Realigned beef cattle research program designed to strengthen industry; Beef Cattle Field Day is July 18 at the Mountain Research Station in Waynesville

By on July 14, 2015

Ongoing beef cattle research conducted through the 18 state-operated research stations is designed to improve production in the state. A new realignment will help researchers be more competitive in seeking grants and help universities attract top research talent to the state.

Ongoing beef cattle research conducted through the 18 state-operated research stations is designed to improve production in the state. A new realignment effort will help researchers be more competitive in seeking grants and help universities attract top research talent to the state.

North Carolina’s beef cattle research herd is growing as part of a plan to create a centralized herd to accommodate research efforts across the state. Eight state-operated research stations and one field lab conduct beef cattle research, with projects focused on feed conversion and feed alternatives, fescue toxicity, fertility, nutrition and more.

“We know agricultural research has been, and will continue to be, important as we seek to meet the food demands of a growing world population,” said Agriculture Commissioner Steve Troxler. “We want to help our producers be competitive and produce high quality beef. We can do that by attracting the best and brightest researchers to this state, and by continuing to invest in research projects focused on improving production.”

The goal is to produce a 600- to 700-head herd from registered Angus at the Upper Piedmont Research Station in Reidsville, said Dr. Sandy Stewart, director of the N.C. Department of Agriculture and Consumer Services Research Stations Division. In reviewing all the existing cattle in the research program, that herd had known and established genetics, which is beneficial for researchers, Stewart said. “One of the keys for beef research is you need common genetics,” he said. But the plan is not to just focus on one beef breed, he said, adding that there will also be cross breeding studies.

To increase the herd size, the staff is using embryo transfer technology to speed the process along and reduce the cost. By flushing and implanting embryos from super-ovulating beef cattle into cross-bred beef cattle, the herd can grow much quicker than through traditional cycles, Stewart said. The beef cattle can produce up to 15 embryos, though typically six to seven viable embryos are harvested and transplanted. Essentially the cross-bred cattle serve as surrogate mothers, increasing the number of potential offspring.

The transition to the centralized herd is expected to take five or six years, and Stewart said the program is about halfway through that process.

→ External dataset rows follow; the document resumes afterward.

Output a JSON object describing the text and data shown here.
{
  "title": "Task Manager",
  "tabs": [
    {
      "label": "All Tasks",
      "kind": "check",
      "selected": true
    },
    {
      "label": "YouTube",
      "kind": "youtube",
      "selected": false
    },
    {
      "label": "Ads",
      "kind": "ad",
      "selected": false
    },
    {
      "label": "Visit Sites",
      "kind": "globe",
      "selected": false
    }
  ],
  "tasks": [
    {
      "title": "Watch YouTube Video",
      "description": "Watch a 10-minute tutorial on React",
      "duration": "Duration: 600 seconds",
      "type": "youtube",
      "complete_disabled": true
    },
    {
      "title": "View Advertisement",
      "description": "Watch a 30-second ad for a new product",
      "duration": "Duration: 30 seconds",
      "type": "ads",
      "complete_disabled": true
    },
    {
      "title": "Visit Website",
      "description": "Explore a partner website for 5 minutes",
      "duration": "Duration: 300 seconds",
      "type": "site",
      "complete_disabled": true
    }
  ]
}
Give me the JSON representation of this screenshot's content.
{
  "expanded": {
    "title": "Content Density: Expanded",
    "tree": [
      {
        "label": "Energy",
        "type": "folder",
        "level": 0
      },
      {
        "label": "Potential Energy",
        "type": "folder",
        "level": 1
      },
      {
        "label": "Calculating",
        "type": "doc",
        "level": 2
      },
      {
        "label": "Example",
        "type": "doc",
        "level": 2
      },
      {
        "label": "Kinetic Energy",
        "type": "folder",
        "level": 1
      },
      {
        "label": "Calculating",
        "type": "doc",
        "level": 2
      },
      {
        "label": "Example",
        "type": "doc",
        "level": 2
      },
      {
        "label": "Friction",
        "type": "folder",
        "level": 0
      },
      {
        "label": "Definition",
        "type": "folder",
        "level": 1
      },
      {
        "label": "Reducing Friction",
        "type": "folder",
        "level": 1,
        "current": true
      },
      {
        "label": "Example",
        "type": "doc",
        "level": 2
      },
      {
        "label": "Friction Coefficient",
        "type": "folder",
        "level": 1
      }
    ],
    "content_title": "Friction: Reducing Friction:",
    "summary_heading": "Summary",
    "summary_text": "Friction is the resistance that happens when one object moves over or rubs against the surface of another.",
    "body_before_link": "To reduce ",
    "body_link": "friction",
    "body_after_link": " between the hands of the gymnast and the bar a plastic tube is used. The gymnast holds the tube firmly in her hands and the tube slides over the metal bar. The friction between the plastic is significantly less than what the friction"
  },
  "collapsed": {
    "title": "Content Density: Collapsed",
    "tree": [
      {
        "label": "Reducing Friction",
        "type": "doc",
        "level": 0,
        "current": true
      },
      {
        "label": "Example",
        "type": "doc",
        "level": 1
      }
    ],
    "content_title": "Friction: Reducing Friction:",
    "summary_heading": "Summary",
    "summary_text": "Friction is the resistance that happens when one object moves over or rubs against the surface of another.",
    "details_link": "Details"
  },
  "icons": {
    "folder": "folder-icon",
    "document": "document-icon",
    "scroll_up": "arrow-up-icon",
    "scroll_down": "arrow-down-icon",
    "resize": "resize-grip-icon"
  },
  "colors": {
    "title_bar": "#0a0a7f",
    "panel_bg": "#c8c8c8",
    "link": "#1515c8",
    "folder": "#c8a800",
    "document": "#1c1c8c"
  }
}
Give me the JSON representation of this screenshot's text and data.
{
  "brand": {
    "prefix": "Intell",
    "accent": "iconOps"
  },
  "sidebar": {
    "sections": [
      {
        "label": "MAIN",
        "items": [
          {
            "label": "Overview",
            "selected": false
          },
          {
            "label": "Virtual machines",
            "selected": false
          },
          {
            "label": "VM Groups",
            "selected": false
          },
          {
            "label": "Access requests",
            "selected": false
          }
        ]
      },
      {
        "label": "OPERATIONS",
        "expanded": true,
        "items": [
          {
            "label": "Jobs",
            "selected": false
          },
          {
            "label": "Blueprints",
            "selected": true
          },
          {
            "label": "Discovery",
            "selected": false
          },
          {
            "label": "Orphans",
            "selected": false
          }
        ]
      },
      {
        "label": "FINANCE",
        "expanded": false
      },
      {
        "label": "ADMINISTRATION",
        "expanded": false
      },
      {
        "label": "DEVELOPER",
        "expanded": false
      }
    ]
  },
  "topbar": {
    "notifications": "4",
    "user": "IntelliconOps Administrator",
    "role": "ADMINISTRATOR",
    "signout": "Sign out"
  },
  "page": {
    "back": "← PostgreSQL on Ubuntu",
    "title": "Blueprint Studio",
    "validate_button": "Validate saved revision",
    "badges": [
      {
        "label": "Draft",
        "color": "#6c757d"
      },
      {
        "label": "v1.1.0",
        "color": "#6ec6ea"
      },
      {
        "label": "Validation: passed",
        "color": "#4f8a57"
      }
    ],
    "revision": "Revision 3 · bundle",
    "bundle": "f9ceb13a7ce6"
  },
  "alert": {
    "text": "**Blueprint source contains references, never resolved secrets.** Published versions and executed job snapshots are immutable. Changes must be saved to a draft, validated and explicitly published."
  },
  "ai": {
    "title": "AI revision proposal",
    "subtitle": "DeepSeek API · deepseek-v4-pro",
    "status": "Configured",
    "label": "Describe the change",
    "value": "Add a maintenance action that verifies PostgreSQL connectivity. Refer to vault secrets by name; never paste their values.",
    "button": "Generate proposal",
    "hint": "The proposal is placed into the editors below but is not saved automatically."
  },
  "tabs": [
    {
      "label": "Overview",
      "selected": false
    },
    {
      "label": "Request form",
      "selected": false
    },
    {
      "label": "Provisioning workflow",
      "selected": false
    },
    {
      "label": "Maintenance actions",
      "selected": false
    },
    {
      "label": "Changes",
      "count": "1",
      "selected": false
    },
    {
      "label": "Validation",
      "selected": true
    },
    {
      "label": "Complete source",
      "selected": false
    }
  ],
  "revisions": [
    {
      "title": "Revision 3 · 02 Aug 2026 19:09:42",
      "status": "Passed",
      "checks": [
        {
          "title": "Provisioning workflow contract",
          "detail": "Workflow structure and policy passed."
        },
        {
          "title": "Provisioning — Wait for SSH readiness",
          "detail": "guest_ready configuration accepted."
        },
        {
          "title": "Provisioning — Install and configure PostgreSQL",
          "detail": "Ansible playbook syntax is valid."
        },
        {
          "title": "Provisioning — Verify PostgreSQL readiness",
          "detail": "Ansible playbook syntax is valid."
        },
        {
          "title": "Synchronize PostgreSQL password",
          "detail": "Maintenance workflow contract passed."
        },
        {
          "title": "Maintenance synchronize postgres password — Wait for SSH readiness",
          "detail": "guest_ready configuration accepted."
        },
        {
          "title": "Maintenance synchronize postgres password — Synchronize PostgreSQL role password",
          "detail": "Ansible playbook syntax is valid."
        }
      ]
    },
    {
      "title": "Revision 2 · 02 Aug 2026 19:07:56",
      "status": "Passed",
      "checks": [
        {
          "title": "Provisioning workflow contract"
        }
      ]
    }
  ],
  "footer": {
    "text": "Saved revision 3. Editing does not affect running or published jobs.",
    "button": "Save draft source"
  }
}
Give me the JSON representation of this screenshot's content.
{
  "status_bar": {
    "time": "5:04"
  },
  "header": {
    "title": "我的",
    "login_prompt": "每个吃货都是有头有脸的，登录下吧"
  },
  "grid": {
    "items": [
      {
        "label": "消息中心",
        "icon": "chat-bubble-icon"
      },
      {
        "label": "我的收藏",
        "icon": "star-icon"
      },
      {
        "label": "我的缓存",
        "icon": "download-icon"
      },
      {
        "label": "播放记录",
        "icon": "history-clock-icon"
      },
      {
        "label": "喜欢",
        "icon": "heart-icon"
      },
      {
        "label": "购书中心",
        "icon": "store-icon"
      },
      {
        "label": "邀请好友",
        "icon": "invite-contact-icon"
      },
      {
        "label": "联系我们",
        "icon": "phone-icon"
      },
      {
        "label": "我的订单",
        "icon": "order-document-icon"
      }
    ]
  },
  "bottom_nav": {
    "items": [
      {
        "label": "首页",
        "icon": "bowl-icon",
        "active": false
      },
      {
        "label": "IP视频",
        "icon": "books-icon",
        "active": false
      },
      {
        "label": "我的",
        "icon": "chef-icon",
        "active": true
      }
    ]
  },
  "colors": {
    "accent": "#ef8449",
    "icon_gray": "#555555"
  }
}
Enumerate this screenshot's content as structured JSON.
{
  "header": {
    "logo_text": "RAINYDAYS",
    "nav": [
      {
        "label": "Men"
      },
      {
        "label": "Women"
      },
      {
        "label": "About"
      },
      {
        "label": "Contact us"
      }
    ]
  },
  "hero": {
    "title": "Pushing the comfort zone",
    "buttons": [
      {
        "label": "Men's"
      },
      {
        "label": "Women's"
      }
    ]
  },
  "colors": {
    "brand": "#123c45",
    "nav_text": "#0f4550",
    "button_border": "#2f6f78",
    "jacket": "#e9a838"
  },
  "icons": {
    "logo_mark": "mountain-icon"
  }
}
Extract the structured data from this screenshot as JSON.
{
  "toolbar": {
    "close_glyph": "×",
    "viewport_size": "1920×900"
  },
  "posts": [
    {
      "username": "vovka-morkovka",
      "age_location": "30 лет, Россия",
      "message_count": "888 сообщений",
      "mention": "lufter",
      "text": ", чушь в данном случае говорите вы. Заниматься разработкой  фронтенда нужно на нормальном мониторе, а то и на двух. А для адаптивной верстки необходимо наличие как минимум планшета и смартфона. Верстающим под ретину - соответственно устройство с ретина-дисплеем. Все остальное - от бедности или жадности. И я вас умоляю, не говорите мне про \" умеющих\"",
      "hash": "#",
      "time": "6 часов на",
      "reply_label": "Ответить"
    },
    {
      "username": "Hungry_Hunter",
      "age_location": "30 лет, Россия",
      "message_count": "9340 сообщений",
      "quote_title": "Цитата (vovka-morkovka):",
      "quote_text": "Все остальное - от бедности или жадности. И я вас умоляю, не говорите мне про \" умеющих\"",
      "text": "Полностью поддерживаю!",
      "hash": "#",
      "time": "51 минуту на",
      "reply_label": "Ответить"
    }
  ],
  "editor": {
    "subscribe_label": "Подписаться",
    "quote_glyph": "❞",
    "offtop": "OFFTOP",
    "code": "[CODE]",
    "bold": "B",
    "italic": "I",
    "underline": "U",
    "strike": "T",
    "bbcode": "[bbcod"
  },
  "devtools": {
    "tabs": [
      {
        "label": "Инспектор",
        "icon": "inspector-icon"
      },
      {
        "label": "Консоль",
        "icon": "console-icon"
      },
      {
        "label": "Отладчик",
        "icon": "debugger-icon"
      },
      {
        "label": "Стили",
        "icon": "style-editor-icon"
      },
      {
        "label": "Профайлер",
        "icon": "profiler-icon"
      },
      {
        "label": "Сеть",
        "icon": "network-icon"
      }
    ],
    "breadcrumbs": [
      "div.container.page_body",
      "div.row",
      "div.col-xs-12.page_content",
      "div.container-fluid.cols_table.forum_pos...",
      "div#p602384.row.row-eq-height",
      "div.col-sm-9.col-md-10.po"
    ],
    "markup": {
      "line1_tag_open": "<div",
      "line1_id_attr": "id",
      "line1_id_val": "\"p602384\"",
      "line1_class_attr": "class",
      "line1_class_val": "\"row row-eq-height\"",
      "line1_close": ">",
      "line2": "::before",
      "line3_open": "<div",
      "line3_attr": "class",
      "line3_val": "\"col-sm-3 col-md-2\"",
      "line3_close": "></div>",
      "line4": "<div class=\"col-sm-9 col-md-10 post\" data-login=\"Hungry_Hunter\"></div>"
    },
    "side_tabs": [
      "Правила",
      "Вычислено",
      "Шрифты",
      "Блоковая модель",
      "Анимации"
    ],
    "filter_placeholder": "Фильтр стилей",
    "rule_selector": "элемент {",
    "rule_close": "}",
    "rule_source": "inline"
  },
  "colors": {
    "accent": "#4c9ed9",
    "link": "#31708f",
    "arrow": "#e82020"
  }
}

“This effort is taking place at a time when we are seeing other states pull back on their investment in beef research,” Stewart said “Having a centralized herd helps researchers be more competitive when applying for research grants, and helps make the state and its research programs more attractive to faculty.”

An Angus cow and calf that is part of the herd at the Upper Piedmont Research Station, which will serve as the base herd for a new realignment program.

Pictured is an Angus cow and calf that is part of the herd at the Upper Piedmont Research Station. This herd will serve as the base herd for a new realignment program because of its established genetics.

Joe Hampton, who is the superintendent of the Piedmont Research Station and serves on the committee involved in moving this project forward, has worked with the research stations for 34 years. Hampton said it is the most inclusive project he has ever been involved with, and that inclusiveness is what makes him excited about this new direction. Representatives from beef cattle and farm advocacy groups, industry products, services and equipment suppliers, and university and government officials are all involved in the transition.

“Through this effort, we have found many new partners,” Hampton said. “This partnership gives them ownership and makes them more involved. The more open we have made this, the more ideas we have received.”

While growing the herd to a suitable size is still about two years away, Hampton said the bigger work begins at that point.

“This will be an ongoing, dynamic effort. If it is done properly, it will lead us into the next transition,” Hampton said. “If you look at the demands of feeding 9 billion people, it’s a long process; not a situation where you accomplish one goal and then we are through.”

To highlight some of the research work happening on the farms, Beef Cattle Field Day will be held July 18 from 8:30 a.m. to 3 p.m. at the Mountain Research Station in Waynesville.

The morning program will feature a forage management station focused on extending the grazing season, an animal reproductive station focusing on bull nutrition and management and how to do a pregnancy check, and an animal feeding station highlighting how to feed wet brewers grains. N.C. State University scientists will talk about the ongoing research at each station.

The afternoon program features a panel discussion covering the difference between natural, grain-fed and pasture-raised beef.

A roast beef lunch will be served from cattle raised on the research stations. The event is free and sponsored by N.C. State University’s College of Agriculture and Life Sciences, the N.C. Cattlemen’s Association and the N.C. Department of Agriculture and Consumer Services.